Vient aussi l’absence de confidentialité liée à l’exposition au regard de tous de ce qui est fait et surtout de ce qui est dit. Cette critique est spécialement forte de la part de la hiérarchie qui justifie par ce biais ses demandes de pouvoir disposer d’un bureau individuel fermé – de fait un espace de travail à soi. Là encore, la mise en oeuvre de bulles de confidentialité ainsi que de salles de réunions à proximité des postes de travail permet d’offrir une réponse aux salariés. Pour répondre à ces problématiques, apparaît aussi la solution de la charte. En y consignant les règles de vie en open space, elle apparaît comme un cadre intéressant afin de mettre tout le monde d’accord sur les bonnes pratiques à adopter.
Profiter des opportunités de l’open space
Au regard de ces critiques figure dans l’autre plateau de la balance la reconnaissance que les open space sont susceptibles de favoriser des coopérations à travers les décloisonnements physiques qu’ils opèrent au sein d’équipes de métier ou inter-métiers. Cette propriété est d’autant plus prisée que les supérieurs hiérarchiques sont présents, non pour surveiller, mais pour donner des orientations claires et pour aider leurs collaborateurs autant que de besoin. Ainsi se créent les bases d’une bonne entente – d’une bonne solidarité – d’équipe dans un climat de confiance réciproque.
Et ce n’est pas le hasard si les capacités d’un espace de travail à favoriser conjointement bien-être et efficacité sont évaluées par tous à travers trois dimensions de référence: leur capacité à favoriser à la fois de la concentration et des échanges tout en préservant simultanément une confidentialité, la hiérarchie entre ces dimensions dépendant dans la pratique des contraintes du métier.
Plus de liberté pour les collaborateurs
A partir de ces bases finalement assez simples, on voit que les personnes qui travaillent dans des bureaux commencent à avoir des visions claires de ce qu’elles attendent comme qualités pour les open space et à être capable d’expliquer les raisons de leurs attentes. Toutefois, si elles sont capables de le dire, encore faut-il qu’elles soient non seulement interrogées mais aussi entendues par les responsables de projets immobiliers tout autant que par leur hiérarchie. Or, c’est là que le bas commence à blesser, car une telle posture d’écoute suppose une reconnaissance par tous de la compétence concrète des collaborateurs liées à leurs pratiques de travail et qui plus est, la prise en compte de ces compétences dans des modes de fonctionnement participatifs qui viennent télescoper les pouvoirs et savoirs tant hiérarchiques que d’expertise.
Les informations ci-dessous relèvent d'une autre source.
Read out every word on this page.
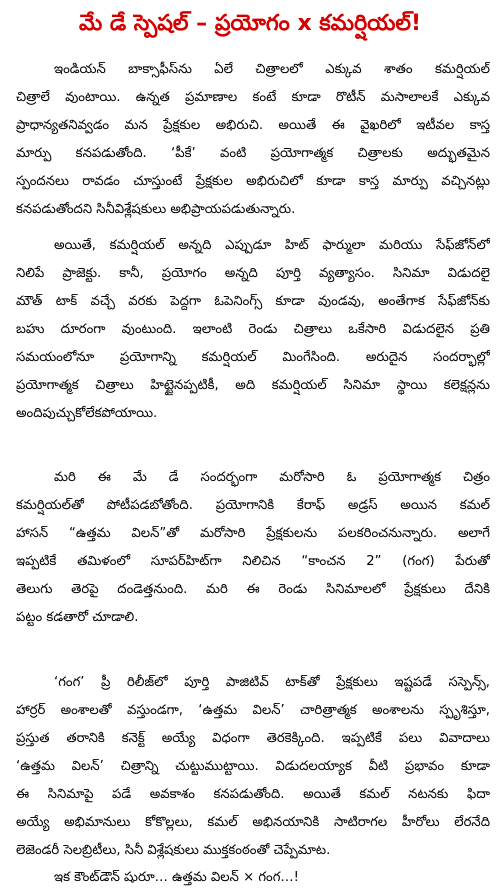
మే డే స్పెషల్ – ప్రయోగం x కమర్షియల్!
ఇండియన్ బాక్సాఫీస్‌ను ఏలే చిత్రాలలో ఎక్కువ శాతం కమర్షియల్
చిత్రాలే వుంటాయి. ఉన్నత ప్రమాణాల కంటే కూడా రొటీన్ మసాలాలకే ఎక్కువ
ప్రాధాన్యతనివ్వడం మన ప్రేక్షకుల అభిరుచి. అయితే ఈ వైఖరిలో ఇటీవల కాస్త
మార్పు కనపడుతోంది. ‘పీకే’ వంటి ప్రయోగాత్మక చిత్రాలకు అద్భుతమైన
స్పందనలు రావడం చూస్తుంటే ప్రేక్షకుల అభిరుచిలో కూడా కాస్త మార్పు వచ్చినట్లు
కనపడుతోందని సినీవిశ్లేషకులు అభిప్రాయపడుతున్నారు.
అయితే, కమర్షియల్ అన్నది ఎప్పుడూ హిట్ ఫార్ములా మరియు సేఫ్‌జోన్‌లో
నిలిపే ప్రాజెక్టు. కానీ, ప్రయోగం అన్నది పూర్తి వ్యత్యాసం. సినిమా విడుదలై
మౌత్ టాక్ వచ్చే వరకు పెద్దగా ఓపెనింగ్స్ కూడా వుండవు, అంతేగాక సేఫ్‌జోన్‌కు
బహు దూరంగా వుంటుంది. ఇలాంటి రెండు చిత్రాలు ఒకేసారి విడుదలైన ప్రతి
సమయంలోనూ ప్రయోగాన్ని కమర్షియల్ మింగేసింది. అరుదైన సందర్భాల్లో
ప్రయోగాత్మక చిత్రాలు హిట్టైనప్పటికీ, అది కమర్షియల్ సినిమా స్థాయి కలెక్షన్లను
అందిపుచ్చుకోలేకపోయాయి.
మరి ఈ మే డే సందర్భంగా మరోసారి ఓ ప్రయోగాత్మక చిత్రం
కమర్షియల్‌తో పోటీపడబోతోంది. ప్రయోగానికి కేరాఫ్ అడ్రస్ అయిన కమల్
హాసన్ “ఉత్తమ విలన్”తో మరోసారి ప్రేక్షకులను పలకరించనున్నారు. అలాగే
ఇప్పటికే తమిళంలో సూపర్‌హిట్‌గా నిలిచిన “కాంచన 2” (గంగ) పేరుతో
తెలుగు తెరపై దండెత్తనుంది. మరి ఈ రెండు సినిమాలలో ప్రేక్షకులు దేనికి
పట్టం కడతారో చూడాలి.
‘గంగ’ ప్రీ రిలీజ్‌లో పూర్తి పాజిటివ్ టాక్‌తో ప్రేక్షకులు ఇష్టపడే సస్పెన్స్,
హార్రర్ అంశాలతో వస్తుండగా, ‘ఉత్తమ విలన్’ చారిత్రాత్మక అంశాలను స్పృశిస్తూ,
ప్రస్తుత తరానికి కనెక్ట్ అయ్యే విధంగా తెరకెక్కింది. ఇప్పటికే పలు వివాదాలు
‘ఉత్తమ విలన్’ చిత్రాన్ని చుట్టుముట్టాయి. విడుదలయ్యాక వీటి ప్రభావం కూడా
ఈ సినిమాపై పడే అవకాశం కనపడుతోంది. అయితే కమల్ నటనకు ఫిదా
అయ్యే అభిమానులు కోకొల్లలు, కమల్ అభినయానికి సాటిరాగల హీరోలు లేరనేది
లెజెండరీ సెలబ్రిటీలు, సినీ విశ్లేషకులు ముక్తకంఠంతో చెప్పేమాట.
ఇక కౌంట్‌డౌన్ షురూ… ఉత్తమ విలన్ × గంగ…!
De fait, les nouvelles générations d’open space – les « open space intelligents » -, avec la grande variété d’espaces de travail qu’elles offrent en fonction des besoins pour « bien travailler », n’ont réellement de sens et ne touchent leurs objectifs de bien être et d’efficacité que si elles servent de réceptacle à d’autres façon de travailler ensemble dans une remise en cause plus ou moins radicale des modes de fonctionnement hiérarchiques traditionnels français. A côté des aspects techniques, il s’agit donc de repenser l’organisation du travail en accordant une plus grande liberté d’action aux collaborateurs. Le bon fonctionnement de l’open space repose sur l’entrée dans le modèle de la compétence – à rebours du modèle taylorien -, dans lequel sont reconnues les capacités des salariés à être autonomes, responsables et créatifs aussi bien devant le bureau que dans tout autre espace leur permettant de travailler.